Many women who suffer from migraines find that they are more likely to have a migraine just before or during their menstrual periods. These are called hormonal migraine headaches, because it is thought that the trigger of these headaches is related to fluctuating hormone levels. Not every migraine is a hormonal migraine, but there is a clear link between hormones and migraines.
Prior to puberty, migraines are much more common in boys than in girls. After puberty, however, this trend reverses, and by adulthood, migraines are three times more common in women than in men. Sex hormones are believed to play a significant role in this trend, but this is by no means the only factor influencing the incidence of migraines.
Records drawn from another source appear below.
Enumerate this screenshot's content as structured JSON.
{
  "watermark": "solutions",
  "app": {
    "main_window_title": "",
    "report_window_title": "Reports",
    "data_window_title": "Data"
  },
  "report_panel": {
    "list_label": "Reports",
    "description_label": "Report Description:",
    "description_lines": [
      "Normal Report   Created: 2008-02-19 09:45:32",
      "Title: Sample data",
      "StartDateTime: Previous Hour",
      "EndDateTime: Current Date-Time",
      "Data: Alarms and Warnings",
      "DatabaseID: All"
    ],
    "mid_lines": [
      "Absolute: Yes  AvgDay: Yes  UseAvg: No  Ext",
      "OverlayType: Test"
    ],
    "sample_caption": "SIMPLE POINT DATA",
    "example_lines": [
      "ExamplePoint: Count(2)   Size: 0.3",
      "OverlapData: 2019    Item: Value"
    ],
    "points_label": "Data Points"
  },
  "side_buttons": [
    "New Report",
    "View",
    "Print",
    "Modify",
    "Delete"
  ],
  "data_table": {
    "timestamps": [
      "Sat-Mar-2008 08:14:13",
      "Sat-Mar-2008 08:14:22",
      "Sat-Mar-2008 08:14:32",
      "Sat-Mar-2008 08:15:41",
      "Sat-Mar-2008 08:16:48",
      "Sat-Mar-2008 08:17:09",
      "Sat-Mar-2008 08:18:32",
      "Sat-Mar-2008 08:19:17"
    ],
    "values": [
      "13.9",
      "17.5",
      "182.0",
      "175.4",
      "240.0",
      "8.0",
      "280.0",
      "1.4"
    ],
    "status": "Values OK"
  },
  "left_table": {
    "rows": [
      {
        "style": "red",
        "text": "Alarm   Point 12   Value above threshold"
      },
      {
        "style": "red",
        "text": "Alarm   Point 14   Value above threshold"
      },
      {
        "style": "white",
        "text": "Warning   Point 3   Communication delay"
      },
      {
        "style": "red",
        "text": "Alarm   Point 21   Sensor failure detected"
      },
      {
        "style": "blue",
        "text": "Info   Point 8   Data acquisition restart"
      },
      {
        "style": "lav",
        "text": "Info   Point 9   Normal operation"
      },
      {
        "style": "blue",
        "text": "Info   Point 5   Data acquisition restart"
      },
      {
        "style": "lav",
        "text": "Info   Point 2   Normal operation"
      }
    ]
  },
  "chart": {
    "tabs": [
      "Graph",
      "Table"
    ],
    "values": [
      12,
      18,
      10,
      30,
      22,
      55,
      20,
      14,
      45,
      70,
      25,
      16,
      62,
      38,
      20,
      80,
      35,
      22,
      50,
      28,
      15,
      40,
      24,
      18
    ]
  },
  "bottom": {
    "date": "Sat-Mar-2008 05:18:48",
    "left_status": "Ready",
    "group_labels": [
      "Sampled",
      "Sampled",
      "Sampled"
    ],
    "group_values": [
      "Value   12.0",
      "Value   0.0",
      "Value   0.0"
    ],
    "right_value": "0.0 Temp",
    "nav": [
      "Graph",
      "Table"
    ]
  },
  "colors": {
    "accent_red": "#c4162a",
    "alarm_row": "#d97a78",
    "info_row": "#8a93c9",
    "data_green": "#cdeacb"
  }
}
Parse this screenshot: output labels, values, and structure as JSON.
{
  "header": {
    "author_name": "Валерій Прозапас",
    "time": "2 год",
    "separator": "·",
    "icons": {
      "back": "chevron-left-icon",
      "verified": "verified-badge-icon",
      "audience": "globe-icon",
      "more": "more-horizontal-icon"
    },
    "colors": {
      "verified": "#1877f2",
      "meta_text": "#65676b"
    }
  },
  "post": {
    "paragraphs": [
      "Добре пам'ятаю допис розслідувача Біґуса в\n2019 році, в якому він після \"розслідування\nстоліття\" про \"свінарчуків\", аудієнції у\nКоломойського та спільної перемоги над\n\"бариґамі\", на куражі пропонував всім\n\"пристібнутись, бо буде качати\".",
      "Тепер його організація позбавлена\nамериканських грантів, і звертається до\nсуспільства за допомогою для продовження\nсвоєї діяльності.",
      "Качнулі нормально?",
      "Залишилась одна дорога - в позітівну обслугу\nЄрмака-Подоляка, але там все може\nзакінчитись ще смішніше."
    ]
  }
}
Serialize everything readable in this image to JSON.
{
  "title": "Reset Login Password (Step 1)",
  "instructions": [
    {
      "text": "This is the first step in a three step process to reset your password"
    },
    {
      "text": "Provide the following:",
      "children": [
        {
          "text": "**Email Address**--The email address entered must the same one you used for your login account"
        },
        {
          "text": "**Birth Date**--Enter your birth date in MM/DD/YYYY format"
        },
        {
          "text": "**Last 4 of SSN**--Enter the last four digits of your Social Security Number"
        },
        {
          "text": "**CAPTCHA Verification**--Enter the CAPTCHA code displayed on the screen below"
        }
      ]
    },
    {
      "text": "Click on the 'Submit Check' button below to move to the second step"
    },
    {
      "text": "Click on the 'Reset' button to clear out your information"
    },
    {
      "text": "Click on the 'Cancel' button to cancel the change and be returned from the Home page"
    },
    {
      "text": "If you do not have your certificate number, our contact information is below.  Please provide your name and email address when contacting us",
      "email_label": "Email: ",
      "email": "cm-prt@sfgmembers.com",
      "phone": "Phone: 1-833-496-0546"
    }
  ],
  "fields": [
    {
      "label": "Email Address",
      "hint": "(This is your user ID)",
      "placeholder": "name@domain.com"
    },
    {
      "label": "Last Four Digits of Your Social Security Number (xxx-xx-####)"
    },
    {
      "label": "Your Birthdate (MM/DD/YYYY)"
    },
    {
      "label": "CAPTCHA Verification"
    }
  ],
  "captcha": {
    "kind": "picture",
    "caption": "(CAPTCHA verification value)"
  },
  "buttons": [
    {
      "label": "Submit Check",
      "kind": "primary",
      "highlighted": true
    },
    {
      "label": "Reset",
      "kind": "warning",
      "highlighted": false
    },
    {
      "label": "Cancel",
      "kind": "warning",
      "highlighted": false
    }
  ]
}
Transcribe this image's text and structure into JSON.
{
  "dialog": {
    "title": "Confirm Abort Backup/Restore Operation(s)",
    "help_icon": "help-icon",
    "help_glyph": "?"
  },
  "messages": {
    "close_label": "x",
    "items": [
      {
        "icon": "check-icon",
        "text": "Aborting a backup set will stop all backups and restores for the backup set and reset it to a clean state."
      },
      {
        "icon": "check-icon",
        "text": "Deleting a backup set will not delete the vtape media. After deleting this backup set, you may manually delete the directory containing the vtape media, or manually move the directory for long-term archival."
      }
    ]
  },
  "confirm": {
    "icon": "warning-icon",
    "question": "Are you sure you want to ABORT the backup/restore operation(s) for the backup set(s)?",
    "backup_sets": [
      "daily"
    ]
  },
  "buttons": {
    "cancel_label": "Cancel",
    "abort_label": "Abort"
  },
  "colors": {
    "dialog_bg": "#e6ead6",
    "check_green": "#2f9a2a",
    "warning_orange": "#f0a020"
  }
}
It is common for a woman to have her first migraine at or around the time of her first menstrual period. For some women, the frequency of hormonal migraines increases during puberty and early adulthood. Two patterns of hormonal migraines exist: one in which migraines occur only when associated with periods and one in which migraines also can occur at other times. In both cases, women often find that the frequency of hormonal migraines tapers off in the years before and during menopause.
A hormonal migraine is defined as one that occurs during the two days before a period or during the first two days of a period. The incidence of these migraines is related to the levels of the estrogen hormone, which is instrumental in controlling the menstrual cycle. In women who experience these migraines, the central nervous system reacts abnormally to the sharp fall in blood estrogen that occurs just before the onset of menstruation. The link between hormonal migraines and estrogen is the reason why migraine frequency tapers during menopause, because that is when estrogen levels naturally decrease and menstruation ceases. Women also tend to find that hormonal migraines cease during pregnancy, when estrogen levels remain high throughout.
In general, a hormonal migraine can be treated in the same way as any other migraine. Treatment options include over-the-counter anti-inflammatory medications and other pain medications, including migraine-specific painkillers. Prescription medications and anti-nausea medications might be necessary for women who experience nausea and very severe pain that does not respond to over-the-counter medication.
An alternative option is to use hormone replacement therapy just before and during a period. For example, using a topical estrogen gel or estrogen patches during the trigger days can help prevent hormonal migraines. This approach works because blood estrogen is maintained at the normal level, preventing the sudden drop that triggers a migraine.
Women who experience hormonal migraines might find that the frequency of migraines is influenced by oral contraceptives. Depending on the type of oral contraception used, hormonal migraines might become more or less severe or could even disappear altogether. In general, an estrogen-progesterone pill is more likely to influence migraine frequency than a progesterone-only pill is.